In general, developers of age-restricted housing these days are trying to adjust to the changing realities of their pool of buyers. Some have pulled out of the market, which was heavily overbuilt in the 1990s and early 2000s because communities throughout the state eschewed housing projects that would add children to their overburdened school systems. Then, in July 2009, Gov. Jon S. Corzine signed a conversion law that allowed developers to ask local planning boards to broaden access to their approved but not yet built communities, while adding a requirement that 20 percent of each new project be more affordable.
“With the market being saturated and the economic crisis,” Mr. Touhey said, “quite a few projects went in for the conversion. I stopped counting at 45. The bill worked very well, and many have moved forward with development.”
One who took advantage of the opportunity was Randy Csik, president of American Properties. In 2010, his company bought a site in Piscataway already approved for 152 age-restricted homes and immediately applied to local officials to convert the plan to 120 market-rate single-family homes and 30 age-restricted affordable rental apartments.
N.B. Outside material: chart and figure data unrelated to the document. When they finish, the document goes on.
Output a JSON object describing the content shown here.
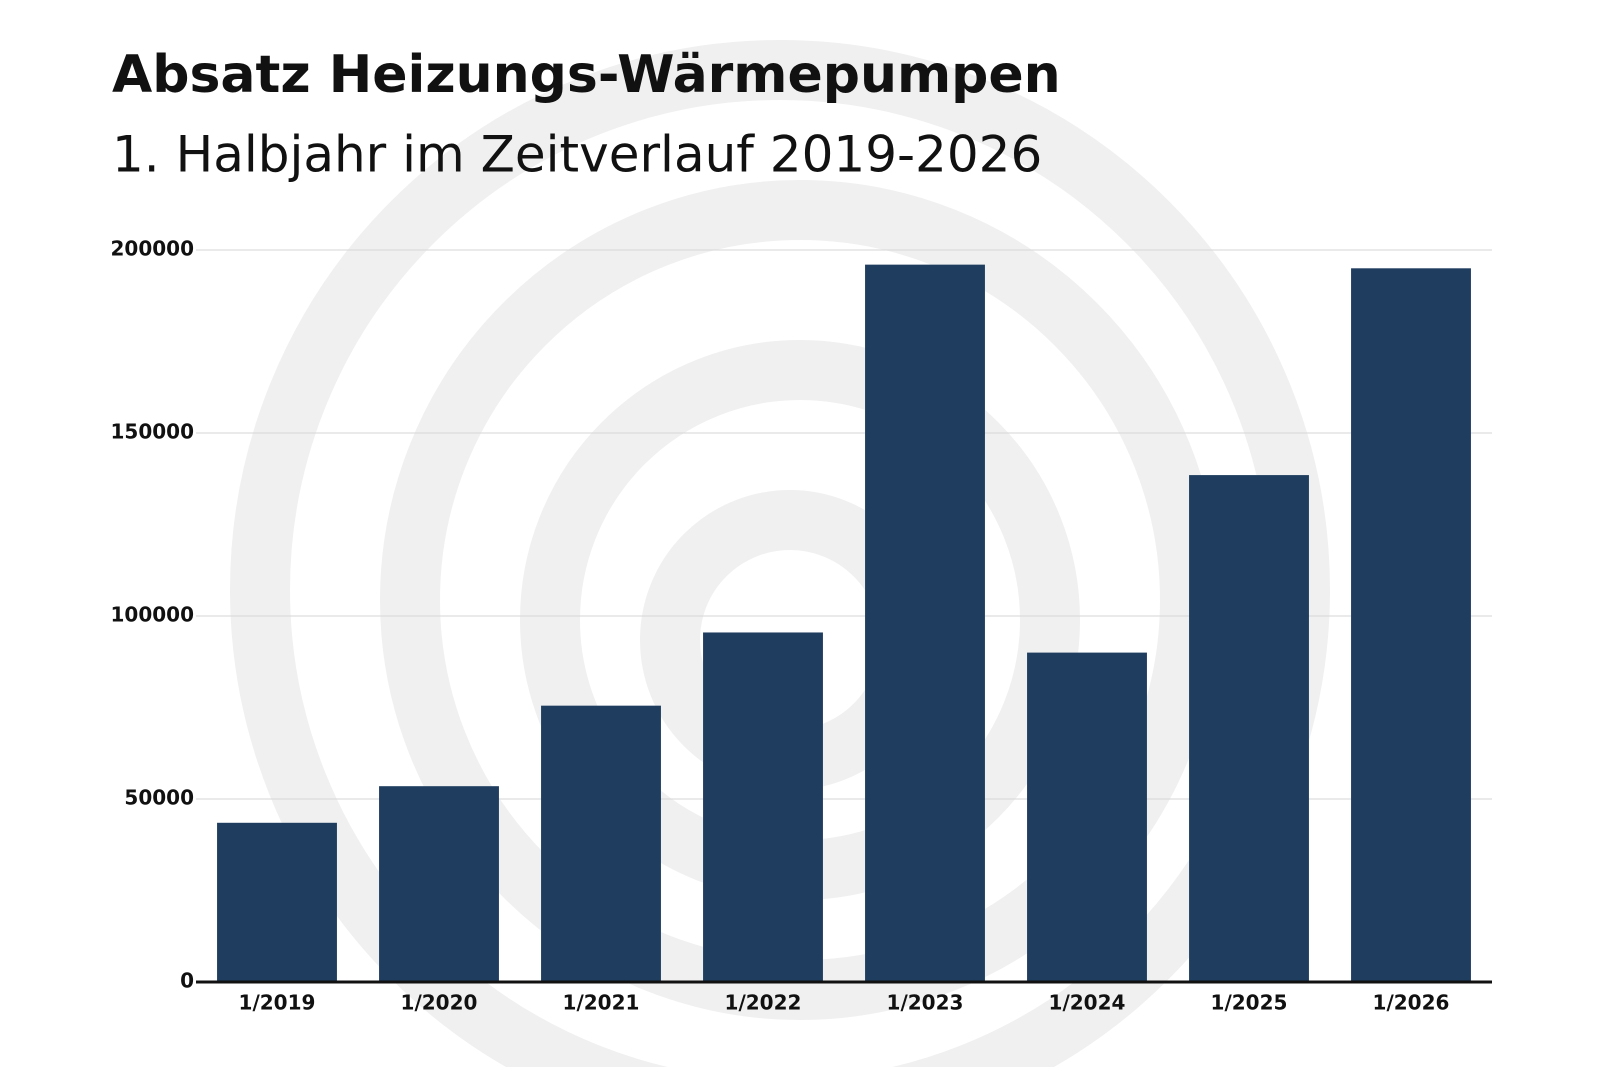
{
  "chart_data": {
    "type": "bar",
    "title": "Absatz Heizungs-Wärmepumpen",
    "subtitle": "1. Halbjahr im Zeitverlauf 2019-2026",
    "categories": [
      "1/2019",
      "1/2020",
      "1/2021",
      "1/2022",
      "1/2023",
      "1/2024",
      "1/2025",
      "1/2026"
    ],
    "values": [
      43500,
      53500,
      75500,
      95500,
      196000,
      90000,
      138500,
      195000
    ],
    "color": "#1e3d5f",
    "ylim": [
      0,
      200000
    ],
    "yticks": [
      0,
      50000,
      100000,
      150000,
      200000
    ],
    "grid": true
  }
}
Eighty of the single-family homes have sold to date, for $423,000 to $525,000.
“At the time,” Mr. Csik said, explaining his decision to convert, “the housing market for seniors had virtually dried up except for a few selected communities. It’s getting better, but not anywhere near what it was in 2006.”
Those still building in the 55-plus market have embraced other modifications: converting attic space into loft bedrooms, for instance, or adding finished basements for visiting grandchildren.